CLEAR’s fidelity was sharply improved by adding x’s w-counterfactuals to its neighbourhood datasets. In the previous experiments, CLEAR created a neighbourhood dataset of at least 200 synthetic observations, each being given a weighting of 1. This was now altered so that each w-counterfactual identified in step 1 was added and given a weighting of 10. For example, for the Pima dataset, an average of 3 w-counterfactuals were added to each neighbourhood dataset. The consequent improvement in fidelity indicates as expected that adding these weighted data points results in a dataset capable of representing better the relevant neighbourhood, with CLEAR being able to provide a regression equation that is more faithful to w-counterfactuals.

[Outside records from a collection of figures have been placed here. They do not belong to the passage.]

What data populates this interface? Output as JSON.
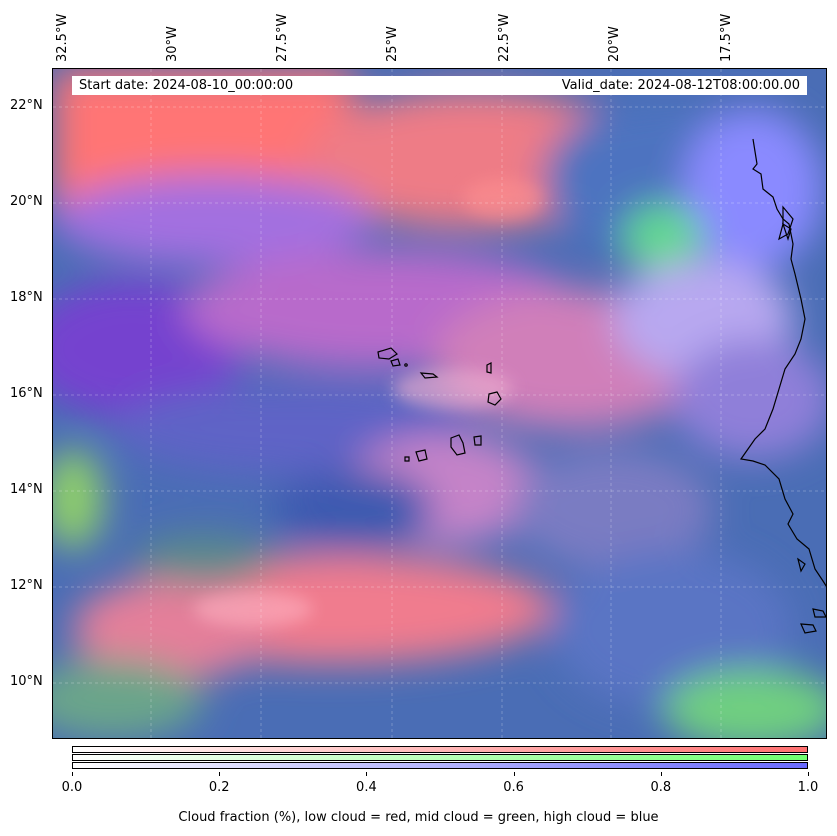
{
  "banner": {
    "start_date": "Start date: 2024-08-10_00:00:00",
    "valid_date": "Valid_date: 2024-08-12T08:00:00.00"
  },
  "map": {
    "lon_labels": [
      "32.5°W",
      "30°W",
      "27.5°W",
      "25°W",
      "22.5°W",
      "20°W",
      "17.5°W"
    ],
    "lat_labels": [
      "22°N",
      "20°N",
      "18°N",
      "16°N",
      "14°N",
      "12°N",
      "10°N"
    ],
    "layer_colors": {
      "low_cloud": "#ff7070",
      "mid_cloud": "#70ff70",
      "high_cloud": "#6a6aff",
      "ocean_base": "#3f6fb0"
    }
  },
  "colorbar": {
    "ticks": [
      "0.0",
      "0.2",
      "0.4",
      "0.6",
      "0.8",
      "1.0"
    ],
    "caption": "Cloud fraction (%), low cloud = red, mid cloud = green, high cloud = blue"
  }
}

5 Conclusion and Future Work

CLEAR explains a prediction y for data point x by stating x’s w-counterfactuals and providing a regression equation. The regression shows the patterns of counterfactual dependencies in a neighbourhood that includes both x and the w-counterfactual data points. CLEAR represents a significant improvement both on LIME and on just using w-counterfactuals. Key to CLEAR’s performance is the ability to generate relevant neighbourhood data bounded by its w-counterfactuals. Adding these to x’s neighbourhood led to sharp fidelity improvements. Other data points could also be added, for example w-counterfactuals involving changes to multiple features. A user might also include some perturbations that are important to their project. CLEAR could guide this process by reporting regression and fidelity statistics. And it could replace step 8 of the algorithm by increasingly complex and more sophisticated learning algorithms. Constructing neighbourhood datasets in this way would seem a better approach than randomly generating data points and then selecting those closest to x. The prototype will also be extended to multi-class tasks. A criticism of CLEAR might be that its regression equations are not sufficiently interpretable. This is because they include a large number of terms, including 2nd degree and interaction variables. A first response is that the inclusion of these terms is necessary (though not sufficient) for CLEAR’s regression to be faithful. A second response is that CLEAR’s equations can easily be simplified by substituting in the values of any feature in x that are not of interest to the user. This is to be evaluated in practice in the context of comprehensibility studies.